Atraksi ini dapat dikategorikan dalam seni Bela diri (silat), dan dalam
setiap gerakan selalu mengikuti aturan musik tradisional Bima (Gendang,
Gong, Tawa-tawa dan Sarone). Pada zaman dahulu setiap acara-acara di
dalam lingkungan Istana Gantao selalu digelar dan menjadi ajang
bertemunya para pendekar dari seluruh pelosok, hingga saat ini Gantao
masih tetap lestari detengah-tengah masyarakat Bima dan selalu digelar
pada acara sunatan maupun perkawinan).
b. Tari Wura Bongi Monca
Seni budaya tradisional Bima berkembang cukup pesat pada masa
pemerintahan sultan Abdul Kahir Sirajuddin, sultan Bima ke-2 yang
memerintah antara tahun 1640-1682 M. Salah satunya adalah Tarian Selamat
Datang atau dalam bahasa Bima dikenal dengan Tarian Wura Bongi Monca.
Gongi Monca adalah beras kuning. Jadi tarian ini adalah Tarian menabur
Beras Kuning kepada rombongan tamu yang datang berkunjung.
Tarian ini biasanya digelar pada acara-acara penyabutan tamu baik
secara formal maupun informal. Pada masa kesultanan tarian ini biasa
digelar untuk menyambut tamu-tamu sultan. Tarian ini dimainkan oleh 4
sampai 6 remaja putri dalam alunan gerakan yang lemah lembut disertai
senyuman sambil menabur beras kuning kearah tamu, Karena dalam falsafah
masyarakat Bima tamu adalah raja dan dapat membawa rezeki bagi rakyat
dan negeri.
c. Tari Lenggo
Tari Lenggo ada dua jenis yaitu Tari Lenggo Melayu dan Lenggo Mbojo.

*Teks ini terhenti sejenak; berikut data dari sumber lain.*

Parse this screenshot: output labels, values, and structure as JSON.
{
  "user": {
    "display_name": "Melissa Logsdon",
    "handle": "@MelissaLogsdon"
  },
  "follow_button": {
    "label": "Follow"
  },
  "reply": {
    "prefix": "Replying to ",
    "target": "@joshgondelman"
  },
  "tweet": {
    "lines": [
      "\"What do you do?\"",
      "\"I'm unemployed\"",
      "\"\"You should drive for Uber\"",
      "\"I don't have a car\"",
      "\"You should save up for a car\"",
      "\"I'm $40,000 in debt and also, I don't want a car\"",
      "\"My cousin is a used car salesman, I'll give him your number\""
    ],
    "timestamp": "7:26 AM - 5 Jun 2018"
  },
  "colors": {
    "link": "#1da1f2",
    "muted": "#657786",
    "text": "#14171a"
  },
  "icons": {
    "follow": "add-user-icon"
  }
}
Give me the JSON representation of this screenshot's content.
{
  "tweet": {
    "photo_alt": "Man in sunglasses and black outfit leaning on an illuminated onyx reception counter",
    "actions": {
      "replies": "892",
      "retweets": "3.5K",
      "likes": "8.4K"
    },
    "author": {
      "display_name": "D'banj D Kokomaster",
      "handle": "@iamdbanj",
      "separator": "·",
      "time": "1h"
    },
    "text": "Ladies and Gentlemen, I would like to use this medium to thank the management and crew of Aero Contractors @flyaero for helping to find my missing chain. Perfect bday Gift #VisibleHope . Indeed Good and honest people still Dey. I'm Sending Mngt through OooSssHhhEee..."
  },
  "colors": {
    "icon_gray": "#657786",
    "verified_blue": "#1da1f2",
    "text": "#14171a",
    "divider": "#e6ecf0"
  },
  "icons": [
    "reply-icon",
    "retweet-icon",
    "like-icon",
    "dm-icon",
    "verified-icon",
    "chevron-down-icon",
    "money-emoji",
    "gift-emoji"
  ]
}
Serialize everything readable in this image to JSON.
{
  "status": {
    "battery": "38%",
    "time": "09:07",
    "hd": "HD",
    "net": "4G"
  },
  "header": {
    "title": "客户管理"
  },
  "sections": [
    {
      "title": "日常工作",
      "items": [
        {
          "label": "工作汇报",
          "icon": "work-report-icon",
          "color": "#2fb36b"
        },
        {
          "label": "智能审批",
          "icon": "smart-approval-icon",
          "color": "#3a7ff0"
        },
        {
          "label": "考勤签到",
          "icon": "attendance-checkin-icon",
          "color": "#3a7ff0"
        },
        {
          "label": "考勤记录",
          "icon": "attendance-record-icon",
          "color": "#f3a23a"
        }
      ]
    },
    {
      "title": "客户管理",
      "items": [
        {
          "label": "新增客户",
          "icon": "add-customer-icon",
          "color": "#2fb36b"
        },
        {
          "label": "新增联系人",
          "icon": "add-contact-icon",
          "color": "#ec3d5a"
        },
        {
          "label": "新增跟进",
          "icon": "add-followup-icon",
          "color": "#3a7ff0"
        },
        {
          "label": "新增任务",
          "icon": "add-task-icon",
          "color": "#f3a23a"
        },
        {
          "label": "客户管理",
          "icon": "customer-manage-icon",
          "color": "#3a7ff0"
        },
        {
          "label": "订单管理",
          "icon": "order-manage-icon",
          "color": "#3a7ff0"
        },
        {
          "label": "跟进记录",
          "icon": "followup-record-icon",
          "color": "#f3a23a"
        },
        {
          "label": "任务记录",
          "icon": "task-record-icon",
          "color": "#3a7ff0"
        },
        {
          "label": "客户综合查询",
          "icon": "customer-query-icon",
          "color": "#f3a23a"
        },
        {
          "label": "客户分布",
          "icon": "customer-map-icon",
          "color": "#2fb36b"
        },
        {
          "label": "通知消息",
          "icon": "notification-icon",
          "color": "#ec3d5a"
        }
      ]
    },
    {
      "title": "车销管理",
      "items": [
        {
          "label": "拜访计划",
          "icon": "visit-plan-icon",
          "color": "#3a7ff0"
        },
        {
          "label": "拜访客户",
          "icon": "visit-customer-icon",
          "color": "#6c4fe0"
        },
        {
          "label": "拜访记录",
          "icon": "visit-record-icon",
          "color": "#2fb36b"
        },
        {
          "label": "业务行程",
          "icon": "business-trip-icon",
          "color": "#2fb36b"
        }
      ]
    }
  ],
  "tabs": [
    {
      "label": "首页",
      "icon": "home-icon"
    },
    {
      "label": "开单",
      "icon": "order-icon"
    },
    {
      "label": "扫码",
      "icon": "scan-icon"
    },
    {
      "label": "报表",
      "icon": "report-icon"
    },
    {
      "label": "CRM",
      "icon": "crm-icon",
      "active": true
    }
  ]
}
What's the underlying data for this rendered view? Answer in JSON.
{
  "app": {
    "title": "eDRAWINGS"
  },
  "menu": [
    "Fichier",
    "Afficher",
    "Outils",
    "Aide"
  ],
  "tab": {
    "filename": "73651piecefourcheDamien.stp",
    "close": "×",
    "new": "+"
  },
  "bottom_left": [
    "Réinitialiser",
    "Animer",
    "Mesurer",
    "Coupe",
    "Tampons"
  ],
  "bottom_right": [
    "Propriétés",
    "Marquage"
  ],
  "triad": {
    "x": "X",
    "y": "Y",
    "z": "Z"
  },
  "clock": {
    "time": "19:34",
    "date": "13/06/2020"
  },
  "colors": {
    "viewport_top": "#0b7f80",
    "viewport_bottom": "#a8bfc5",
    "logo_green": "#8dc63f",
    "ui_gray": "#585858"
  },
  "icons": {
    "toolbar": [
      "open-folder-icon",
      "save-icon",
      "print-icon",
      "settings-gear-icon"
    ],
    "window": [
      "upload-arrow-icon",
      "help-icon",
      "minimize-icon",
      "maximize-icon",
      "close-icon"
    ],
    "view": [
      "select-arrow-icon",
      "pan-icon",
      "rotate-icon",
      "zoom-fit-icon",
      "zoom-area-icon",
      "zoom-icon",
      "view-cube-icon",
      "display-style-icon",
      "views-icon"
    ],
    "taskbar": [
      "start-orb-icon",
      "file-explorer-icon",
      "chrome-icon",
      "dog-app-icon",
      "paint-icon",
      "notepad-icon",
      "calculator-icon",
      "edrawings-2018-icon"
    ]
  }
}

Lenggo Melayu diciptakan oleh salah seorang mubalig dari Pagaruyung
Sumatera Barat yang bernama Datuk Raja Lelo pada tahun 1070 H. Tarian
ini memang khusus diciptakan untuk upacara Adat Hanta UA Pua dan
dipertunjukkan pertama kali di Oi Ule (Pantai Ule sekarang) dalam rangka
memperingati Maulid Nabi Muhammad SAW. Lenggo Melayu juga dalam bahasa
Bima disebut Lenggo Mone karena dibawakan oleh 4 orang remaja pria.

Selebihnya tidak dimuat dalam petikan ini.